Zehn Tipps fürs Laufen bei Hitze

Tipps fürs Laufen bei Hitze Tipps fürs Laufen bei Hitze

Bis zu 35 Grad sagen die Meteorologen für die kommenden Tage voraus. Sport und Hitze werden da zu zwei Gegenspielern - wobei Mediziner Sportlern eher den Rückzug empfehlen. Doch nicht jeder will darauf verzichten, schon gar nicht, wer sich auf einen Marathon im Herbst vorbereitet.

Um das bestmögliche Trainingsergebnis zu erzielen, sollte man bei besten bzw. verträglichen Bedingungen trainieren. Denn schließlich geht es darum, gute Trainingsreize zu setzen und eine gute Form aufzubauen – und das am besten ohne zusätzliche Belastungen wie Hitze. Dann die fordert den Organismus und das Herzkreislaufsystem enorm - völlig zu Recht warnen Mediziner davor, Anstrengung bei Hitze zu vermeiden. Zudem ist der Flüssigkeitsverlust noch einmal größer, vor allem wenn man bei langen Läufen im Rahmen eines Marathontrainings unterwegs ist. Den Verlust auszugleichen, verlangt eine ausreichende Getränkeaufnahme. Wer bei langen Läufen allein trainiert, weiß wie umständlich das sein kann.

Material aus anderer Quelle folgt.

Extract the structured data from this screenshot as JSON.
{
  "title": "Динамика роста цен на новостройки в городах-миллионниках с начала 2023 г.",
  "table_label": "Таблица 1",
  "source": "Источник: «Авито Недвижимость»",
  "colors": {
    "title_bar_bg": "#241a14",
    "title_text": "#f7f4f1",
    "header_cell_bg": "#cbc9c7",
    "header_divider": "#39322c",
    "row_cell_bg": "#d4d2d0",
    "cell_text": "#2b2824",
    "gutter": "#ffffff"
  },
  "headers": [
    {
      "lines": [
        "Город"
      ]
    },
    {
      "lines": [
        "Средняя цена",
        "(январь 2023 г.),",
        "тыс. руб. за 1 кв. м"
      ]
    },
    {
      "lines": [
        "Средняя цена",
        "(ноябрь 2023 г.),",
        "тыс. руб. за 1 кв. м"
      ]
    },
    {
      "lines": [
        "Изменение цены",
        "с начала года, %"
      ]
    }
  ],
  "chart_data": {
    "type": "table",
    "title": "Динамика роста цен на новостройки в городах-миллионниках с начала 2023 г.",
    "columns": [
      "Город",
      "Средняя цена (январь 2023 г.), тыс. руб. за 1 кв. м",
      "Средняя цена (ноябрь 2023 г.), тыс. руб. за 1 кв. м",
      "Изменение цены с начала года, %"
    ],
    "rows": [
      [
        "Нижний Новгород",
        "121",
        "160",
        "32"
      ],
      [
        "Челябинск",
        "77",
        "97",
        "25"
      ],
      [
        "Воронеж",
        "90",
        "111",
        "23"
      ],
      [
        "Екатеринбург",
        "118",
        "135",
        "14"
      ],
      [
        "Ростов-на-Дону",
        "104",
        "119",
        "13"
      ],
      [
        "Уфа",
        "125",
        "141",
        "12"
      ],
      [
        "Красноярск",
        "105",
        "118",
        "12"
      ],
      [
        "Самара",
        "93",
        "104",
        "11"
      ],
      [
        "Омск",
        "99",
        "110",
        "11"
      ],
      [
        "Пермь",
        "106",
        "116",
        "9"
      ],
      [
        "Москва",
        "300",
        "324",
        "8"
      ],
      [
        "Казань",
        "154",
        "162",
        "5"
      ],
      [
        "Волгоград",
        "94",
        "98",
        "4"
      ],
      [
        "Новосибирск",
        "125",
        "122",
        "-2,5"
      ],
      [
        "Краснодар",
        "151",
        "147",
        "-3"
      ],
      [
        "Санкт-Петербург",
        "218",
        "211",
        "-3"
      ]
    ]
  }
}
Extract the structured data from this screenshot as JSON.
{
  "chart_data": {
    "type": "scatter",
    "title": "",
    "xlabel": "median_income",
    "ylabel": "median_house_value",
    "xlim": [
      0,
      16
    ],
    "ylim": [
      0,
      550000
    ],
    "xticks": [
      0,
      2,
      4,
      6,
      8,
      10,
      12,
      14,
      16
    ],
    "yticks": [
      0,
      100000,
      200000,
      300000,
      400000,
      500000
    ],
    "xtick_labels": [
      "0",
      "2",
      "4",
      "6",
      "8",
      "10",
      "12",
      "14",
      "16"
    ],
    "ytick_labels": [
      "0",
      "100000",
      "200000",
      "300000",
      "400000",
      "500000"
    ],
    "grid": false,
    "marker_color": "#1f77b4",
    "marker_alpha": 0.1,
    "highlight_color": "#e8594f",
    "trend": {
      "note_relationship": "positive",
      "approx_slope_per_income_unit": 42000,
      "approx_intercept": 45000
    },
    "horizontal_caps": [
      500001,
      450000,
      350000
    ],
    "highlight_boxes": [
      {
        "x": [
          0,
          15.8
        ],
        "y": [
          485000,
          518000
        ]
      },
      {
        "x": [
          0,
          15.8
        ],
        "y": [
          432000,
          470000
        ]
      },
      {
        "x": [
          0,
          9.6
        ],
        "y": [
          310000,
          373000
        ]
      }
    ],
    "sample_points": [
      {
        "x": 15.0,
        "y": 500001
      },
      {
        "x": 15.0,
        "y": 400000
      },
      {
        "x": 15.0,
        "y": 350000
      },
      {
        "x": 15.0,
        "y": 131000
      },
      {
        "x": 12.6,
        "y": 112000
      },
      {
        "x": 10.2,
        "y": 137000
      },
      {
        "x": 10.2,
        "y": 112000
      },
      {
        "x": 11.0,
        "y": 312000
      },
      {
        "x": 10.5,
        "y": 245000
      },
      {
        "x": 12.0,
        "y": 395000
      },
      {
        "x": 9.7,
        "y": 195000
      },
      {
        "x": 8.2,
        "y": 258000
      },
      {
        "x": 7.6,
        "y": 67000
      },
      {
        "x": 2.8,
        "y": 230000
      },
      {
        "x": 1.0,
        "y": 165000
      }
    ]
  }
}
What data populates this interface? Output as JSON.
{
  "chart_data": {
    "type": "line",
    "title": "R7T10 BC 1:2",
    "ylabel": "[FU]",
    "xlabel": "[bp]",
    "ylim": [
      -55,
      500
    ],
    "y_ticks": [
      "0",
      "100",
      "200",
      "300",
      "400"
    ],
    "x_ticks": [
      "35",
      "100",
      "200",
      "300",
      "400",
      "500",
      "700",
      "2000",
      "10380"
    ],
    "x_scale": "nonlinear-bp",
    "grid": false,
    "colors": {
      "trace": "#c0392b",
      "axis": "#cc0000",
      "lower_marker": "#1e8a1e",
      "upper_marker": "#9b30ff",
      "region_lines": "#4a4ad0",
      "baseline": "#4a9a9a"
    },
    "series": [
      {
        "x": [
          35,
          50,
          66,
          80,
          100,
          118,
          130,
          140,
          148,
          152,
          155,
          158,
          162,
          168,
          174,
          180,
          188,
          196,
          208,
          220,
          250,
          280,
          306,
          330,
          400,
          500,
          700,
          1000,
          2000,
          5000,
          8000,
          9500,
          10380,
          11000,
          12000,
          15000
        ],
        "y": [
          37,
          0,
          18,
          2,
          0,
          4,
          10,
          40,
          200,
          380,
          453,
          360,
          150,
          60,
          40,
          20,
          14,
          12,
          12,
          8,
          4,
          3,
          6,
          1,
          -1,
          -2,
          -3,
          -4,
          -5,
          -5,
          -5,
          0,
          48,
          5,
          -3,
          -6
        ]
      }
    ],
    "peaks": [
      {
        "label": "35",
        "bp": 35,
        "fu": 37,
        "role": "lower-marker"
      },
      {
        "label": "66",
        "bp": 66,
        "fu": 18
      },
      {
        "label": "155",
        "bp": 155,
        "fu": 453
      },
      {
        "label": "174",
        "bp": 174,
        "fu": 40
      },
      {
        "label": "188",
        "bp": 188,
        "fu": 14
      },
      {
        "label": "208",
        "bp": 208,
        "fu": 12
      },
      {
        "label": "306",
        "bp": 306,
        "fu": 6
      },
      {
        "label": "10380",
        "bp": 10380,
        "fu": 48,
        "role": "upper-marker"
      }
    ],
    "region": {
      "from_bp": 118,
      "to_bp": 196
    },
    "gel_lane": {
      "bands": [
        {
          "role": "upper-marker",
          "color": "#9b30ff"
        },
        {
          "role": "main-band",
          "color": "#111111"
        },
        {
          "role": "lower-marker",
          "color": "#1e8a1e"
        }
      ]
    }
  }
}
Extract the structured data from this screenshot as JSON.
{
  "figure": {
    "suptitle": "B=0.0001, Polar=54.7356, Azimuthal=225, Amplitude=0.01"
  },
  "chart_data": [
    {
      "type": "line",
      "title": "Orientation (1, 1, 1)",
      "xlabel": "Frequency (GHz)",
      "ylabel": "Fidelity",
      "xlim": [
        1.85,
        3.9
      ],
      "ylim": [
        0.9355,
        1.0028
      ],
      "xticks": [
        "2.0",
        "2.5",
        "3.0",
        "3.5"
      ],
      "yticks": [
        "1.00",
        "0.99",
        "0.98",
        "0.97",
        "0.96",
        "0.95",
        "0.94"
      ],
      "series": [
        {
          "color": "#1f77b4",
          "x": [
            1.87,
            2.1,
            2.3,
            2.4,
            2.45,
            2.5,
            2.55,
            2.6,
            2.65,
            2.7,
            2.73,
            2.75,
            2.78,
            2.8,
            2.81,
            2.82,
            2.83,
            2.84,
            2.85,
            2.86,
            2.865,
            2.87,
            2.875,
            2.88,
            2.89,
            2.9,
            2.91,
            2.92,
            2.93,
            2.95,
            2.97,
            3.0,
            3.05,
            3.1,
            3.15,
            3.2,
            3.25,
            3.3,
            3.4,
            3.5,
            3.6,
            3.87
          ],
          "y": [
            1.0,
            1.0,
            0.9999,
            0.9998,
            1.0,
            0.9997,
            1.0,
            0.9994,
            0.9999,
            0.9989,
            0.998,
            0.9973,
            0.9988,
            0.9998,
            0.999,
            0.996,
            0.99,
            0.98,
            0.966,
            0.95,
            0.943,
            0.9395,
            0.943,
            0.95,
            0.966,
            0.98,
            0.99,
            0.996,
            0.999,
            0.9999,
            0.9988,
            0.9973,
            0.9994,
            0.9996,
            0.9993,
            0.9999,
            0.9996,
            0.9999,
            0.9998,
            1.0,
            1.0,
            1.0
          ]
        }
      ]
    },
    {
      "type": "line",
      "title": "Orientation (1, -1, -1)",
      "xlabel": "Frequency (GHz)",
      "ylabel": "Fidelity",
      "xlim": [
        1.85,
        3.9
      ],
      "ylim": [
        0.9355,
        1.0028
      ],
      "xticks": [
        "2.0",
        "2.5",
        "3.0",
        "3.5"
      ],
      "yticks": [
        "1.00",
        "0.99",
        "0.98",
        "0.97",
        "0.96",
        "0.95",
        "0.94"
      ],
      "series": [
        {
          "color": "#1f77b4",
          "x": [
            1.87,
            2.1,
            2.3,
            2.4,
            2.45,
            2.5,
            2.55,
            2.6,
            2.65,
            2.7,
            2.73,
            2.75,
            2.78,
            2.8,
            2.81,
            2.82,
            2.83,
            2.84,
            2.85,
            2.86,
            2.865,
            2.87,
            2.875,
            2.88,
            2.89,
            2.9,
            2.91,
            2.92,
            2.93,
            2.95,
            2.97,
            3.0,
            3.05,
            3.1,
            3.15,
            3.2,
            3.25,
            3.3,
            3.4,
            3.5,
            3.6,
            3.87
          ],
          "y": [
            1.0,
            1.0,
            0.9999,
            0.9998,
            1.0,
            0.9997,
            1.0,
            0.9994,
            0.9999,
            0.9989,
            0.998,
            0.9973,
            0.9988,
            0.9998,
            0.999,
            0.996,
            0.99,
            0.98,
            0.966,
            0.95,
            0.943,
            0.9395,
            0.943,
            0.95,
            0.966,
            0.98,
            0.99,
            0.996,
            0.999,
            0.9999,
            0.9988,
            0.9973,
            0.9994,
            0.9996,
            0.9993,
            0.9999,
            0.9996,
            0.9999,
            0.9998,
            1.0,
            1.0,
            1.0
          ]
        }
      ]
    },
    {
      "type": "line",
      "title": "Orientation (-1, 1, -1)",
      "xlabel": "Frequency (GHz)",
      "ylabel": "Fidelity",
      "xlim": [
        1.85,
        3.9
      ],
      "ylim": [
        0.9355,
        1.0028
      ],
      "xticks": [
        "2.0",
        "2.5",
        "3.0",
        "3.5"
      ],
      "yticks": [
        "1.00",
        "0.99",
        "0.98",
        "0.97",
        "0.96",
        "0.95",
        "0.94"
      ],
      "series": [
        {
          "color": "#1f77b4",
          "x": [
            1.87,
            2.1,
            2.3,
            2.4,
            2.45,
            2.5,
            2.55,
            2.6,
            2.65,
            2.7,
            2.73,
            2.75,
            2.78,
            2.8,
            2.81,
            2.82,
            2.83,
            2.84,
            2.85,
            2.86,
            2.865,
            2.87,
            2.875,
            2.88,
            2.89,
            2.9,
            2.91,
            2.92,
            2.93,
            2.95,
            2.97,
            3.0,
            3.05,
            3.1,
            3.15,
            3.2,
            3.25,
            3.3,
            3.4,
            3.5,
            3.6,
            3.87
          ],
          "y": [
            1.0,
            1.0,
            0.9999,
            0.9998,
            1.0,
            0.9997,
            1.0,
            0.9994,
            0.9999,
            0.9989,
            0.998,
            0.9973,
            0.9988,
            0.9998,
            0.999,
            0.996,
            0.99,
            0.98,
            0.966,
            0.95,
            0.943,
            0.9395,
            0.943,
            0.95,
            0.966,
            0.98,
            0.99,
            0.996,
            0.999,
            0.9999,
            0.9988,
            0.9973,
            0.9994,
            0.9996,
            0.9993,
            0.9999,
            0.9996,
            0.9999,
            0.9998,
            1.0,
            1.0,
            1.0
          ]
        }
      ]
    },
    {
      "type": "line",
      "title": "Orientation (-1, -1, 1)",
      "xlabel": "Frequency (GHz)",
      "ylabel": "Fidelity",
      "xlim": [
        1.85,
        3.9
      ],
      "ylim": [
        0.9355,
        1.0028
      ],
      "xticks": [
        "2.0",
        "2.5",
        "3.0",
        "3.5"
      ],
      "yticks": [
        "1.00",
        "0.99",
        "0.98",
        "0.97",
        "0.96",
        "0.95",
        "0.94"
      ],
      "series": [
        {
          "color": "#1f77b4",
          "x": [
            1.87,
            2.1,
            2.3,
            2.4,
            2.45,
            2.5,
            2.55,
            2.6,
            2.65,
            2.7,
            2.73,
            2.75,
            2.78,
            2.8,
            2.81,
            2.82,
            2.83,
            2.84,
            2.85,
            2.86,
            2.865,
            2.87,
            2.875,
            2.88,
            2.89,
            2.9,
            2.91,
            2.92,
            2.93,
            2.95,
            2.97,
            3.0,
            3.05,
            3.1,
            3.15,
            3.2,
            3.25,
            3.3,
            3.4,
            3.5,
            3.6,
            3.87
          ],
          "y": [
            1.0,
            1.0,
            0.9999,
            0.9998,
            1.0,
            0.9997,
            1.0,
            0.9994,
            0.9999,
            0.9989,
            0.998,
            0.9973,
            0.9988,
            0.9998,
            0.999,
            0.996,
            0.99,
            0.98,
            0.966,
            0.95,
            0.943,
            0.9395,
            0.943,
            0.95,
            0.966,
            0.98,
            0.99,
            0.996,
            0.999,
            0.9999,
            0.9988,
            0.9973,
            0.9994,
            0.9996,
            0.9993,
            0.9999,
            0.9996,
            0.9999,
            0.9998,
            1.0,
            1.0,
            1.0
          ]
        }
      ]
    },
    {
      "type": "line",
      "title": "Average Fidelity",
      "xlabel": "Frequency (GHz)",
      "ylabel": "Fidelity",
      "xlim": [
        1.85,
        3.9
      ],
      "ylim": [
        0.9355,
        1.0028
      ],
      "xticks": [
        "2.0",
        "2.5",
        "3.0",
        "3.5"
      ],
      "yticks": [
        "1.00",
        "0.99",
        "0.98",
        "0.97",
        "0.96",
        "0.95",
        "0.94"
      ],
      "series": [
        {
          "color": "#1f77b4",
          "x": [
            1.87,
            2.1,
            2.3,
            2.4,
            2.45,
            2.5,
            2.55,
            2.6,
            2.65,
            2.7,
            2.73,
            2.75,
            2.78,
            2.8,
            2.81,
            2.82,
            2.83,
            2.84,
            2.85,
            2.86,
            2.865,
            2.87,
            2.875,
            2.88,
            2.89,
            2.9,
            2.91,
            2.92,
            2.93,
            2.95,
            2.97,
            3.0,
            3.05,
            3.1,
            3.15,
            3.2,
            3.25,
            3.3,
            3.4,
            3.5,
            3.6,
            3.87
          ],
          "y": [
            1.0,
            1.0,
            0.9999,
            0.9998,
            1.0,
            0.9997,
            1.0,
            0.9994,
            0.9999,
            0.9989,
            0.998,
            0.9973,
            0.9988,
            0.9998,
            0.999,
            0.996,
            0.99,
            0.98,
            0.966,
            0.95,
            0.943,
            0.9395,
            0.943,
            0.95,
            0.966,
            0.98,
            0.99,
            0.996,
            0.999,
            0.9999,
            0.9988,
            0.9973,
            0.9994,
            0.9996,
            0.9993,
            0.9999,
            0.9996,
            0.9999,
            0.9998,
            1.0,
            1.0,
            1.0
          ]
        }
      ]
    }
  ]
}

Wer bei Hitze trainiert, muss länger regenerieren

Letztlich verlangt eine lange Trainingseinheit wie ein marathonspezifischer Lauf von 30 Kilometern immer eine ausreichende Regeneration. Eine zusätzliche Belastung durch Hitze bedeutet dabei auch ein Mehr an Erholung, was viele Läufer unzureichend beachten.
Also: Läufer sollte durchaus auch Frühaufsteher sein, um unter verträglichen Bedingungen laufen, ohne zusätzliche Belastung ihr Trainingsziel zu erreichen und um sicher besser zu erholen.

Zehn wichtige Tipps fürs Laufen bei Hitze

1. Je höher die Temperaturen, desto höher die Anstrengung. Der Blutdruck fällt, das Herz arbeitet mehr: also Belastung und Intensität reduzieren, langsamer laufen.

2. Auch vor dem Lauf sowie im gesamten Tagesverlauf ausreichend trinken. Wer länger als 60 Minuten läuft, sollte sich für unterwegs eine Quelle organisieren: Trinkgurt, Tankstelle, Wasserträger als Radbegleitung …

3. Vitamin- und mineralienreiche Kost ist bei hohen Temperaturen noch wichtiger, weil sie wertvolle Mineralien enthalten, die beim Schwitzen verloren gehen. Zudem eigenen sich Obst und Gemüseaufgrund ihres Wasserhaushalts, um Flüssigkeit aufzunehmen.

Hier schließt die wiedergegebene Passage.